If r is a relation from R (set of real numbers) to R defined by{$$r=(a,b):a,b\in R,a-b+\sqrt{3}$$ is an irrational number} . Then the relation r is
1. An equivalence relation
2. Only reflexive
3. Only symmetric
4. Only transitive

Answer 1

Hint: We have to check whether the relation is reflexive, symmetric, transitive or equivalence relation. In order to check this, we must know that a relation R on a set A is said to be an equivalence relation if and only if the relation R is reflexive, symmetric and transitive.
 Reflexive: A relation is said to be reflexive, if $$(a,a)\in R$$ for every $$a\in R$$ .
Symmetric: A relation is said to be symmetric, if $$(a,b)\in R$$ then $$(b,a)\in R$$ .
Transitive: A relation is said to be transitive if $$(a,b)\in R$$ and $$(b,c)\in R$$ then $$(a,c)\in R$$ .

Complete step-by-step solution:
We are given that r is a relation defined by{$$r=(a,b):a,b\in R,a-b+\sqrt{3}$$ is an irrational number}.
Reflexivity:
$$a\in R$$
$$a-a+\sqrt{3}=\sqrt{3}$$ is an irrational number
Therefore $$\left(a,a\right)\in r$$
Hence r is Reflexive.
Symmetry:
Let $$\left(a,b\right)\in r$$
$$a-b+\sqrt{3}$$ is an irrational number.
Therefore $$b-a+\sqrt{3}$$ is an irrational number.
Therefore $$\left(b,a\right)\in r$$
Hence r is Symmetric.
Transitivity:
Let $$\left(a,b\right)\in r$$ and $$\left(b,c\right)\in r$$
Therefore
$$a-b+\sqrt{3}$$ is an irrational number.
$$b-c+\sqrt{3}$$ is an irrational number.
Now adding both the equations we get ,
$$a-c+2\sqrt{3}$$ is an irrational number.
Therefore $$\left(a,c\right)\in r$$
Hence r is Transitive.
Thus r being Reflexive, symmetric, and transitive is an equivalence relation.
Therefore option (1) is the correct answer.

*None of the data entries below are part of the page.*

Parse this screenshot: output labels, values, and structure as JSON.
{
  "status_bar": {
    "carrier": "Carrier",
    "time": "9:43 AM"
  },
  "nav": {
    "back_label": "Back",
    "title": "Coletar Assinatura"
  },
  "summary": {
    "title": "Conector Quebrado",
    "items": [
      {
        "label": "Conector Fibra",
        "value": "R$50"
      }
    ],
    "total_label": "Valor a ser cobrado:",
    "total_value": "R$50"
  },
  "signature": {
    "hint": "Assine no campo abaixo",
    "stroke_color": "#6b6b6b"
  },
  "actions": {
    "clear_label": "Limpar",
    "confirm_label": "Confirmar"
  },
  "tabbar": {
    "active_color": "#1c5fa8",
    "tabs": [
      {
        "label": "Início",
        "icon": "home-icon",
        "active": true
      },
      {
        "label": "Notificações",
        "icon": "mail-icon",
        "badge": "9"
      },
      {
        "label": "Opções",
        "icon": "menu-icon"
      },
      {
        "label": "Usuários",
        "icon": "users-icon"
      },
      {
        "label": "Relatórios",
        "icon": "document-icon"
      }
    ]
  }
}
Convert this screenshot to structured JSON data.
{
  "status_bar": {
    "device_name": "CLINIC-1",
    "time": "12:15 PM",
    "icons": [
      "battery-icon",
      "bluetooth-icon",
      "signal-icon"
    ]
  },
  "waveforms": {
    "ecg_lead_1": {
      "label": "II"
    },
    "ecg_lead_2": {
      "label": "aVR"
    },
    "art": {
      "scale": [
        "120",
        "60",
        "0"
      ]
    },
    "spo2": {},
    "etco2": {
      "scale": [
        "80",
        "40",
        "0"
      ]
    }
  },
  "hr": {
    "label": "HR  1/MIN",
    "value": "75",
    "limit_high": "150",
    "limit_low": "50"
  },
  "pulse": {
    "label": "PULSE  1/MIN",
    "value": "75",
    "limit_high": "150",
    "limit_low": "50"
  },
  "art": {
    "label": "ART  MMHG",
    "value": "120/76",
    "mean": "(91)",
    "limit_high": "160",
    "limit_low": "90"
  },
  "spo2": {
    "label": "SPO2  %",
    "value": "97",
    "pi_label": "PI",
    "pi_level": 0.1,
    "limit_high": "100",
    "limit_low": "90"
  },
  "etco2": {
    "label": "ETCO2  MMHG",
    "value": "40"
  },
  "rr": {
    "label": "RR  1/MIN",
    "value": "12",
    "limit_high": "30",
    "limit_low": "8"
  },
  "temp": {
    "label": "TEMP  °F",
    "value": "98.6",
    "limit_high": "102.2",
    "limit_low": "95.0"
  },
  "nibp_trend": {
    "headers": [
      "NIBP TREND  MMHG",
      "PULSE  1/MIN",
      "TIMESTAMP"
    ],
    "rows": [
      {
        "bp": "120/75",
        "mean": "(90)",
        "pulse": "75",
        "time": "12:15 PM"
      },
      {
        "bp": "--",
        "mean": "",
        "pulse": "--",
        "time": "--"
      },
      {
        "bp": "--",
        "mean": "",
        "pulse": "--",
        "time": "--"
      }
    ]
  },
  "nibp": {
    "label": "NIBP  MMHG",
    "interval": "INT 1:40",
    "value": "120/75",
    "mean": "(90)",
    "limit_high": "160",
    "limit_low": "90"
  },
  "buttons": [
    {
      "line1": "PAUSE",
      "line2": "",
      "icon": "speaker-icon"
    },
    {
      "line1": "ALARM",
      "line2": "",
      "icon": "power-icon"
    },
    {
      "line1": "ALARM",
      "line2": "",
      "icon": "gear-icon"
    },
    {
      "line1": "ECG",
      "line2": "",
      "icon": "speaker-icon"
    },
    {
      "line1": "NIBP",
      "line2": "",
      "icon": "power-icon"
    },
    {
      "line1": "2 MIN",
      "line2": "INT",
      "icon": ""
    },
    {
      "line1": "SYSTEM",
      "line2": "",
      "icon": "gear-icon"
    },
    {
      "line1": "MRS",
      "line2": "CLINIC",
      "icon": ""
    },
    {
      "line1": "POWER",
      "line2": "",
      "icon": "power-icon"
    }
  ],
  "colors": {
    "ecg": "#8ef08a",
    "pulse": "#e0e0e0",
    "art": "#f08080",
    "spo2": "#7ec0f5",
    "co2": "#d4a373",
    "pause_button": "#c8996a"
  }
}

Note: Reflexivity, symmetricity, and transitivity are the three parameters that are to be checked before a relation can be called an equivalence relation. Each equivalence relation provides a partition of the underlying set into disjoint equivalence classes. Two elements of A are equivalent if and only if their equivalence classes are equal. Any two equivalence classes are either equal or they are disjoint.
For example: Let $$R=\{(0,0),(0,4),(1,1),(1,3),(2,2),(3,1),(3,3),(4,0),(4,4)\}$$
Then, we can notice that the relation is reflexive, symmetric, and transitive. Hence, it is an equivalence relation.
Now, we can find the equivalence classes of this relation.
So, zero is related to four and itself. So, $\left[0\right]=\{0,4\}$
Similarly, $\left[4\right]=\{0,4\}$
Also, equivalence class of 3 is $\left[3\right]=\{1,3\}$
Similalrly, equivalence class of 1 is $\left[1\right]=\{1,3\}$
Also, equivalence class of 2 is $\left[2\right]=\{2\}$
Hence, the equivalence classes of the relation are: $\{0,4\}$, $\{1,3\}$ and $\{2\}$.